La semaine dernière, mon père était en fin de vie. Il était couché dans un lit bien grand, à l’hôpital. Il respirait avec beaucoup de difficulté. Tout son corps s’étirait à la recherche d’un petit souffle. Il avait les yeux fermés; il semblait dormir ou bien concentrer à survivre. Étienne était est venu le voir avec sa mère.  Étienne était impressionné, il est resté à la porte de la chambre, mais regardait son arrière-grand-père en silence, avec un immense respect.

Dans la chambre, tout à côté, un patient ne cessait de se plaindre et de crier très fort : « Infirmière, infirmière, j’ai besoin d’aide,  infirmière, infirmière, j’ai faim, infirmière, j’ai soif… »  Étienne, après une bonne demie-heure de cris et de plaintes, entre dans la chambre du monsieur et lui dit : «  Chut! Mon grand-papi à moi, il fait dodo! »  L’homme l’a regardé et a dit : « Excuse-moi, je ne le savais pas ». Et on ne l’a plus entendu.

J’ai été très touchée par ce moment de vie.  Un petit garçon garde silence devant la mort, avec un infini respect des passages difficiles à vivre.

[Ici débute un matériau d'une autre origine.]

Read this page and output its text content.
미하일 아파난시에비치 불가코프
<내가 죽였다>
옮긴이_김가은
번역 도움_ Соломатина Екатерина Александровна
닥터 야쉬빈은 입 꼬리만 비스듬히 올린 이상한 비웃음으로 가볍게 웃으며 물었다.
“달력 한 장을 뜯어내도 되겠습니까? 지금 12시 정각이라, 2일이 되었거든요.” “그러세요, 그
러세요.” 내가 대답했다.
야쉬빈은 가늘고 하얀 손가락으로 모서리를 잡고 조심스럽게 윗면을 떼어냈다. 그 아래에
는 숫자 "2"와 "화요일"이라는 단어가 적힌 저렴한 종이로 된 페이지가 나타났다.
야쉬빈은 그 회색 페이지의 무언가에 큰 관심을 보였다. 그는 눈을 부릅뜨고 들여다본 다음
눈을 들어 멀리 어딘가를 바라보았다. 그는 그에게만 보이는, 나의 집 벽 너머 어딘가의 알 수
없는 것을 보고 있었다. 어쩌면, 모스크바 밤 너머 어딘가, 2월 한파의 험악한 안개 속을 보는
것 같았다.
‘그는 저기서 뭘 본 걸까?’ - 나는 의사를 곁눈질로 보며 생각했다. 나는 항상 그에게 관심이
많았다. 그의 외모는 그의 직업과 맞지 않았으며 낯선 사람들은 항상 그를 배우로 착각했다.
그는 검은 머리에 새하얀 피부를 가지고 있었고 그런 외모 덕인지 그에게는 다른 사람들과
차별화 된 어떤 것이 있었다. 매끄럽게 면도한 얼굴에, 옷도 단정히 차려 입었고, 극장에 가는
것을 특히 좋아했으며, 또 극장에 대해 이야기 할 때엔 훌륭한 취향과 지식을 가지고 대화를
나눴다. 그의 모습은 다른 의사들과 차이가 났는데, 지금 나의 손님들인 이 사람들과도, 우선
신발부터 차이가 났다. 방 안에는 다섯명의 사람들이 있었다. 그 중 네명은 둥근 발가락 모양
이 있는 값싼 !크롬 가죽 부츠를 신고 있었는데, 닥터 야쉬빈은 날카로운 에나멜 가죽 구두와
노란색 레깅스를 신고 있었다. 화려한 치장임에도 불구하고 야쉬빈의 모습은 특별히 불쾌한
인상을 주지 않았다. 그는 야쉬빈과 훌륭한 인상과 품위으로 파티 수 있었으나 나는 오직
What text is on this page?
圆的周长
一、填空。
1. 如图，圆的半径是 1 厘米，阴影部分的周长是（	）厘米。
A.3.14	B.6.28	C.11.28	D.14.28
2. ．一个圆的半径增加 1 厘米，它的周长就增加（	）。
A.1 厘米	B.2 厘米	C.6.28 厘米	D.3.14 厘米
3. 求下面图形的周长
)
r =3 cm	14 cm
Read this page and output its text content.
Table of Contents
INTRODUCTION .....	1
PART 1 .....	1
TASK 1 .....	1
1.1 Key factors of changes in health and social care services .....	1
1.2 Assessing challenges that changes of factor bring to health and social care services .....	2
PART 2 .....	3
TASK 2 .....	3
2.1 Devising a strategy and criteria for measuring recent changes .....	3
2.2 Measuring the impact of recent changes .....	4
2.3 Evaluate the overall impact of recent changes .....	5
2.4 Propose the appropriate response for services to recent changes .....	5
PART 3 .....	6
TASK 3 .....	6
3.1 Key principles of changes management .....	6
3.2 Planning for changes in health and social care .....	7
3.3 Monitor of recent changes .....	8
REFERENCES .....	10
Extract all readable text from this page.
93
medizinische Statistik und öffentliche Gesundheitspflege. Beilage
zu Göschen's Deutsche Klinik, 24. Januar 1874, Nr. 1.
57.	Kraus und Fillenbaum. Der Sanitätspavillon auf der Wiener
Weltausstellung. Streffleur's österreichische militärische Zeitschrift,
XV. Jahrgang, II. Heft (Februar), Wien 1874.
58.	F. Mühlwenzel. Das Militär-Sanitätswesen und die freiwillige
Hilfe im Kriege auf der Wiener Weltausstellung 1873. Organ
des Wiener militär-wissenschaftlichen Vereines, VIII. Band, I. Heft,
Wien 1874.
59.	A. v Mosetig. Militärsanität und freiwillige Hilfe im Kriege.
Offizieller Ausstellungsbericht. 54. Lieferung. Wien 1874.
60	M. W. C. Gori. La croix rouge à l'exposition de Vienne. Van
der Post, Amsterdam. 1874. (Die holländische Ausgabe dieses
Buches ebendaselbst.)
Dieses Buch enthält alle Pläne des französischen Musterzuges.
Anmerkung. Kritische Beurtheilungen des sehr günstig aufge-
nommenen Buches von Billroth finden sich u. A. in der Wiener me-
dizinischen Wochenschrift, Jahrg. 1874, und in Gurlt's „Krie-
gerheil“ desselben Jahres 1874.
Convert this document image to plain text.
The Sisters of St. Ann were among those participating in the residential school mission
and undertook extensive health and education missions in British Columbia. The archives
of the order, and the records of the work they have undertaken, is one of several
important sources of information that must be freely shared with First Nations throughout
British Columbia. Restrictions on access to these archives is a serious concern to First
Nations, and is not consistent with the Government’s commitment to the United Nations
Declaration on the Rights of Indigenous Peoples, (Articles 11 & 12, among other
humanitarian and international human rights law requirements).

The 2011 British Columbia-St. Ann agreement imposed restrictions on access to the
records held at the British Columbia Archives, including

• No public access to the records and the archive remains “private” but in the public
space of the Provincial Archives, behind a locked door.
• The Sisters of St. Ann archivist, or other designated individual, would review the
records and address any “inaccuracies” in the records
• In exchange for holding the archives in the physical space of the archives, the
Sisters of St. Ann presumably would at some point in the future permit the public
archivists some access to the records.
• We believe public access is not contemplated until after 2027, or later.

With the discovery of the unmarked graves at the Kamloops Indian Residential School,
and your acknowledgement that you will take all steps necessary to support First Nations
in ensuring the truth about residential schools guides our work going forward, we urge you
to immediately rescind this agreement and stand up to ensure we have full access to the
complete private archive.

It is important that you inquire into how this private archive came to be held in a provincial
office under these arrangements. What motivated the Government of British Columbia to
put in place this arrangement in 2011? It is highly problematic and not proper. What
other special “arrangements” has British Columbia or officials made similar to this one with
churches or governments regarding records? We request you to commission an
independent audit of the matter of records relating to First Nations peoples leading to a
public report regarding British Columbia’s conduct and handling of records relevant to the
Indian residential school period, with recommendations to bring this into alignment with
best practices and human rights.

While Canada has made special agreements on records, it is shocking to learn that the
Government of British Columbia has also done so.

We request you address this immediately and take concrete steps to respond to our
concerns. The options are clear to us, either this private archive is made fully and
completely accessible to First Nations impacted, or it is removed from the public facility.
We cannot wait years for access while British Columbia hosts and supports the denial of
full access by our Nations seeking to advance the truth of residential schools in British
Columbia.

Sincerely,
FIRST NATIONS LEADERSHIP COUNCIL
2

« On ne le verra plus grand-papa Georges? », m’a-t-il demandé.
« Non », lui ai-je répondu.
« Mais c’est comme ÉTOILE », dit-il, « on continuera à parler de lui et à
l’aimer »
« C’est ça mon petit homme… et ainsi, il continuera de vivre parmi nous. »

Faire confiance comme un enfant

J’ai fait récemment une célébration au salon funéraire. « Notre père aimait tellement ses petites-filles! On le sentait heureux quand il était entouré d’enfants».  En entendant sa fille me parler avec émotion de la tendresse de son père qui venait de mourir, cette phrase de Jésus est remontée  à ma mémoire : «Laissez les petits enfants venir à moi !» J’ai revisité ce texte évangélique pour l’occasion, que j’ai commenté en lien avec l’événement. Voici la réflexion que j’ai proposée à la famille endeuillée et aux nombreux amis réunis autour de la tombe de N… :

Laissez les petits enfants venir à moi ! Au temps de Jésus, on ne devait pas déranger les activités des hommes entre eux en y mêlant des enfants. C’était la culture du temps : les mères s’occupaient des enfants et pas question de s’approcher de Jésus avec la marmaille alors qu’il est entouré de monde qui l’écoute. Les disciples, en bons gardes du corps, repoussent les intrus. Mais surprise! Jésus dit : «Laissez les petits enfants venir à moi ! Ne les en empêchez pas, car le Royaume de Dieu appartient à ceux qui sont comme eux. Je vous le déclare, c’est la vérité : celui qui ne reçoit pas le Royaume de Dieu comme un enfant ne pourra jamais y entrer.» (Luc 18, 15-17)

 

Jésus est émerveillé par l’attitude naturelle  de confiance qu’il a observée tant de fois chez les tout-petits. Il le savait d’expérience : la vie d’un bébé dépend complètement des adultes qui l’entourent à commencer par sa mère et son père. L’enfant n’a pas le choix d’avoir confiance, c’est vrai. Mais pourquoi, quand on grandit, perd-on cette attitude, à force de compter sur soi-même, sur ses capacités? On fait encore confiance, oui, mais plus de façon absolue. Et même parfois, la méfiance finit par prendre le dessus.

Pourtant, il arrive que la vie nous plonge dans des situations où l’on doive faire absolument confiance. Parlez-en aux personnes qui ont subi des chirurgies majeures. Et qui ne sera pas confronté  à cette étape ultime où la vie même nous échappera? Pourtant qui ne désire pas vivre au-delà de la mort? Quel croyant ne désire pas entrer dans la vie éternelle, le Royaume de Dieu? Jésus nous dit : «Retrouvez en vous votre enfant intérieur qui est capable de faire entièrement vivre au-delà de la mortconfiance en ma Parole de vie. Face à la mort,  venez à moi comme un enfant! N… nous a quittés après une longue maladie, et quand il a su que la fin approchait, il a accepté. C’est entouré d’affection par son épouse et ses deux filles qu’il s’est éteint. Entouré d’affection comme un enfant, entouré d’affection certainement par Dieu le père de bonté qui l’a accueilli à sa table dans le ciel, parce que tiré de la mort par le Fils ressuscité.  Laissez venir à moi, par-delà la mort, l’enfant que vous êtes.